Власта Юришич — машинистка в финансовой дирекции. Целыми днями под ее пальцами пробегают бесконечные ряды и колонны финансовых распоряжений и налоговых документов, длинные столбцы скучных цифр, которые расползаются по бумагам, как ядовитые муравьи. Ее отец, совсем маленький чиновник королевского краевого правительства, в девятьсот одиннадцатом году приобрел в рассрочку свой последний новый костюм; эта покупка была единственным праздничным событием во второй половине его чиновничьей жизни.

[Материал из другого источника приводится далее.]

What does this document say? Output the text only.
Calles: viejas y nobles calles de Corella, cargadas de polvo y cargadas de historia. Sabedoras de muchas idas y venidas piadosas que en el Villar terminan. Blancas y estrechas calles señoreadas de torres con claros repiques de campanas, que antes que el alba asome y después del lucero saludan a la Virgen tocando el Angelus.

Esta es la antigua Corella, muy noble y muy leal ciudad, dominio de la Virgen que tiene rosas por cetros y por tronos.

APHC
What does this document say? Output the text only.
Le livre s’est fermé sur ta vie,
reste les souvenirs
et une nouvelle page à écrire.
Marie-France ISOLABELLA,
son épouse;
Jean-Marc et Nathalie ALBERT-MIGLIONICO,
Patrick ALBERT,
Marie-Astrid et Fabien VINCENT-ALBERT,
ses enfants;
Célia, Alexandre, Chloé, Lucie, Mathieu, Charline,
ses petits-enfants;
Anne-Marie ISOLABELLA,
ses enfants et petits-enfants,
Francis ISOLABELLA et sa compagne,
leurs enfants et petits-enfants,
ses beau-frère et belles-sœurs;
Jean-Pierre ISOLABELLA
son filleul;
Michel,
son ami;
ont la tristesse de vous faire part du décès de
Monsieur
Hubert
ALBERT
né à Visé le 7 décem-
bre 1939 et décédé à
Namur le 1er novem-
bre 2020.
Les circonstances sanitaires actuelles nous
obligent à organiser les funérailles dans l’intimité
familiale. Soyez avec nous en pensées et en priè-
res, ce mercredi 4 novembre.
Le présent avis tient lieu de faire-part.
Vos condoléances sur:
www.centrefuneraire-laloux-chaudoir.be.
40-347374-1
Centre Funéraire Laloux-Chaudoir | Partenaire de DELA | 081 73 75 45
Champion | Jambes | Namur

Этот бедняга — серенькое, безличное ничтожество, кукла без позвоночника и содержания, набитая канцелярскими опилками, человек прихожей, обращающийся к своему начальству с подобострастием крепостной эпохи: мое нижайшее почтение, ваша милость! Отец Власты, господин Юришич, глава семьи, получает и читает ежедневно «Народную газету» — это вся его духовная пища. Юришич не курит, не пьет, он целыми вечерами дремлет в своей кухне возле печки, комкая в руках старый номер «Народной газеты» и теряясь в потоке бесчисленных и однообразных взысканий, конфискаций, новых постановлений и законов, таращит глаза на непонятную и далекую «королевскую область в Нижнем Михольце» или «общинное управление в Перушиче», которое постановило, чтобы «Нико Бартулич из села Кленика Малого, дом Хзия, неизвестно куда выбывший, вернулся и предстал перед управлением». Так проводит свои дни отец барышни Власты, который корпит в своем учреждении с необычайно терпеливой и рабской преданностью, роется в бумагах, как червь, и прямо-таки с наслаждением гниет в сером и мерзком домище на Марковой площади, где правит королевское краевое правительство. Его жена, «дамочка» Юришич — типичная католичка нашего города, рьяно посещающая церкви; это образ из еще не написанных глав литературных произведений о подобных дамах, у которых кличка «дамочка» сохранилась, как воспоминание о покойной собачке-любимице, когда-то раздавленной поездом.